Does this occur in legal institutions as well? Sure it does. For example, based on the Government Manual for each turn of the decade year from 1950 - 2000, in 1950 there were 48 federal independent agencies, ranging from the Phillipine War Damage Commission to the Securities and Exchange Commission. How many of those had gone "extinct" by 2000? The answer is 35. The stories of how the original 48 were created and how 35 of them died out are, I am sure, fascinating legal case studies. But my interest is in the system behavior. So, for example:
- How many new federal independent agencies have been created since 1950? (70)
- How many federal independent agencies were there in 2000? (55)
- That means 28 of the 70 agencies created since 1950 went "extinct" at some point prior to 2000.
- The number of agencies dipped to 46 in 1960 and then dipped some more, to 45 in 1970. It rebounded to 56 in 1980 and then to 61 in 1990 before settling back to the mid-50s in 2000.
- The significant shift, therefore, was between 1970 and 1980, which seems to have pushed the background number of agencies from the mid-40s to the mid-50s.
- The period from 1970-1980 was also the most volatile, with 15 "extinctions" and 26 "births."
- The average "extinction" rate was 12.6 per decade, and the average "birth" rate was 14 per decade. (Note that there may be some agencies that were both created and terminated between the turn of the decade years used in my study, which would not affect the spread between the two rates)
- What accounts for the upward shift in background number of agencies between 1970 and 1980, and why has that stuck?
- Why was the period from 1970-1980 also the most volatile?
- How much "turnover" can the system handle?
- What accounts for the relative stability of the federal agency system given these turnover rates?
- Is this a phenomenon of complex adaptive system behavior, or something else?
3 Comments:
Hence we can better appreciate the stability and persistence of monarchy, enshrined in the proclamation, 'The King is dead, long live the King!'
Alas, many monarchies have gone "extinct," often in a very personal way!
'Tis true. It's just that I've been surprised at how monarchy has persisted into the 'post-modern' period, to be sure, rather innocuously, and blessedly so, when in the form of 'constitutional monarchy' (e.g., United Kingdom).
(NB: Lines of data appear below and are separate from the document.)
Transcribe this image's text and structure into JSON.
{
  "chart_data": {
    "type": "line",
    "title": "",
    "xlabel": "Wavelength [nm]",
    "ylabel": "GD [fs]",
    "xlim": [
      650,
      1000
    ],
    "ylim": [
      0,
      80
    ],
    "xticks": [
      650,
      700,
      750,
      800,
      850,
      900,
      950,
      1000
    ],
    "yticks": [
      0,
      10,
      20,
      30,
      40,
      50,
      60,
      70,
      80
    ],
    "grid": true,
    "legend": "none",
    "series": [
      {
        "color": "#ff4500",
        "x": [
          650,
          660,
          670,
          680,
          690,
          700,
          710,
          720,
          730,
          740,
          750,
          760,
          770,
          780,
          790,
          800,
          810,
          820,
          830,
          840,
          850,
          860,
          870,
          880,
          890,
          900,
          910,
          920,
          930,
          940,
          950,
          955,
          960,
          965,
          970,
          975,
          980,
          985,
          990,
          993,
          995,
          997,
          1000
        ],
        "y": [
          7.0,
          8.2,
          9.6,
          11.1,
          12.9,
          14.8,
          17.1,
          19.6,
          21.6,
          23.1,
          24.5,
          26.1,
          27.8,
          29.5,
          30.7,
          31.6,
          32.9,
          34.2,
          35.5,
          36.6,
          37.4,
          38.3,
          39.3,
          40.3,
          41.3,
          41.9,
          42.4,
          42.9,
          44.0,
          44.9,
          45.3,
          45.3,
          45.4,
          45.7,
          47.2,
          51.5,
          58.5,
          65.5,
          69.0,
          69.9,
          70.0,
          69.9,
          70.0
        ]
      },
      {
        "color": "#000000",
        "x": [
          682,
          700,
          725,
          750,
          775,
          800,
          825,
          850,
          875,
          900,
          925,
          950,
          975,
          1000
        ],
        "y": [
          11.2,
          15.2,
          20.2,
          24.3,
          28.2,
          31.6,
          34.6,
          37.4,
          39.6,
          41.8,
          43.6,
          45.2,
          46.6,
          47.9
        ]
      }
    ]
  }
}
Kings and Queens may come and go, but monarchy ('the system' as such) lives on... In fact, it seems the monarchical system has stabilized of late (I happen to think monarchical regimes in the Middle East will one day--if they aren't already--evolve in the direction of constitutional (democratic) monarchies.
Don't mean to detract from the actual subject of your post, however, which I found interesting, even if it got me thinking of other things!